[Sca-cooks] Mac & Cheese - OOP

devra at aol.com devra at aol.com
Wed May 2 13:22:57 PDT 2007

I just made this for a party celebrating our Canton's new Court Baron/ess.  Rich but very good... and this is half of the original recipe!
Delilah Winter's Macaroni and Cheese
1 lb elbow macaroni
4 oz (quarter lb) butter, melted
6 eggs
1 and a half cups sharp yellow cheddar (6 oz?)
1 cup extra sharp white cheddar cheese (4 oz?)
3/4 cup Mozzarella cheese
half cup Asiago cheese
half cup Monterey Jack (2 oz?)
half cup Muenster cheese (2oz?)
half cup Velveeta cheese (2 oz?)
3 cups half-and-half
pinch of salt
1 + one-half teaspoon black pepper
1. Grate all cheeses except Velveeta.
2. Cook macaroni according to package directions.
3. Crack eggs into bowl and beat until blended.
4. With macaroni still warm, mix in Velveeta cheese, melted butter, and 1 cup of half-and-half. Blend until creamy and smooth.

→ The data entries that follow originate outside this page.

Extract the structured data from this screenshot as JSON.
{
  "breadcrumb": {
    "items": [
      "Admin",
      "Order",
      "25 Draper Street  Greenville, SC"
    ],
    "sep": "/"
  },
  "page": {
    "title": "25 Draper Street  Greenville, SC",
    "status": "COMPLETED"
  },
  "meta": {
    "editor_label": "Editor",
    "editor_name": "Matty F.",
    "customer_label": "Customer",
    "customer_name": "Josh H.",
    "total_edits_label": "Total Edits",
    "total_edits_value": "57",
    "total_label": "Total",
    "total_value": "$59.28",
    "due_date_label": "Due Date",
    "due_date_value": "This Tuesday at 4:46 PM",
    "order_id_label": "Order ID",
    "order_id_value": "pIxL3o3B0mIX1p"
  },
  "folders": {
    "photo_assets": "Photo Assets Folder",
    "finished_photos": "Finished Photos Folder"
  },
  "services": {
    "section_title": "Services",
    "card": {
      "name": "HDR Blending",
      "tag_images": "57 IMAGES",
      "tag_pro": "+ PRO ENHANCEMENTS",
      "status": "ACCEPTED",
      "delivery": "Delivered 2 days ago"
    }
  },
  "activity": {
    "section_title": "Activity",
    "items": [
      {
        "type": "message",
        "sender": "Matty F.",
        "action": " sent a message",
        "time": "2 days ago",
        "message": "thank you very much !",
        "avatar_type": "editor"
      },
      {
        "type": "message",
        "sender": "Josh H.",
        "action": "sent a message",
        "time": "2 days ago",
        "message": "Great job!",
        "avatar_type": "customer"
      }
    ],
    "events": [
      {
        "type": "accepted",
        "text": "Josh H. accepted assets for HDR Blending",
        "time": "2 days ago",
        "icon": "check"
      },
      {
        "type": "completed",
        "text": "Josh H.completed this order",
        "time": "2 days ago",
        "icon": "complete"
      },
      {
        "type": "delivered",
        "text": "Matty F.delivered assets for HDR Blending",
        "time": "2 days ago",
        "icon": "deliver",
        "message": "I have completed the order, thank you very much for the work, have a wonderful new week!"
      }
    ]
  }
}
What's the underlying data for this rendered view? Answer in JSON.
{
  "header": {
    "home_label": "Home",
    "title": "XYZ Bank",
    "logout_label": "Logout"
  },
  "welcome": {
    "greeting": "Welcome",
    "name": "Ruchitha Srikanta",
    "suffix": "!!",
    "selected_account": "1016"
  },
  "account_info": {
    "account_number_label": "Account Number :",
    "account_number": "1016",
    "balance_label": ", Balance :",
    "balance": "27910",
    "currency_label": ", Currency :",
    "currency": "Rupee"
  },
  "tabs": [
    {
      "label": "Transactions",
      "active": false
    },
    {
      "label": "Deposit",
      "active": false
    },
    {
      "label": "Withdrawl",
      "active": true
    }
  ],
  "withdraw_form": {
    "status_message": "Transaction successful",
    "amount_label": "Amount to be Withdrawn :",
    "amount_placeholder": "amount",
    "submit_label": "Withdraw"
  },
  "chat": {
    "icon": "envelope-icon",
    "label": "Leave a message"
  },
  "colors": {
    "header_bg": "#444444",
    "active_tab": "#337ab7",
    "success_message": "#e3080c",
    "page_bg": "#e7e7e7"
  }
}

5. Add remaining half-and-half, all grated cheeses, eggs, salt, and pepper. Blend until smooth and creamy. Taste for seasoning.
6. Bake in large deep-sided dish (rectangular works fine) at 325 * F. for one hour, or until golden brown on top.
NB: Be sure oven is preheated, and all ingredients are mixed well. Can add some extra grated yellow cheddar on top midway into baking, for extra kick.
They say this will serve 3 to 4, but really it's a gigantic dish. Also, I used pre-grated Mozzarella and Asiago, so those measurements are right, but for the rest of the cheese I said, Oh, a cup is 8 oz, right? and forgot to check in Joy of Cooking, which tells us that a pound of cheese is 4 cups, so a cup of grated cheese is 4 oz... So I used about a pound more cheese than I should have... but people ate it anyway.  Still, it's creamier with the lesser amounts of cheese.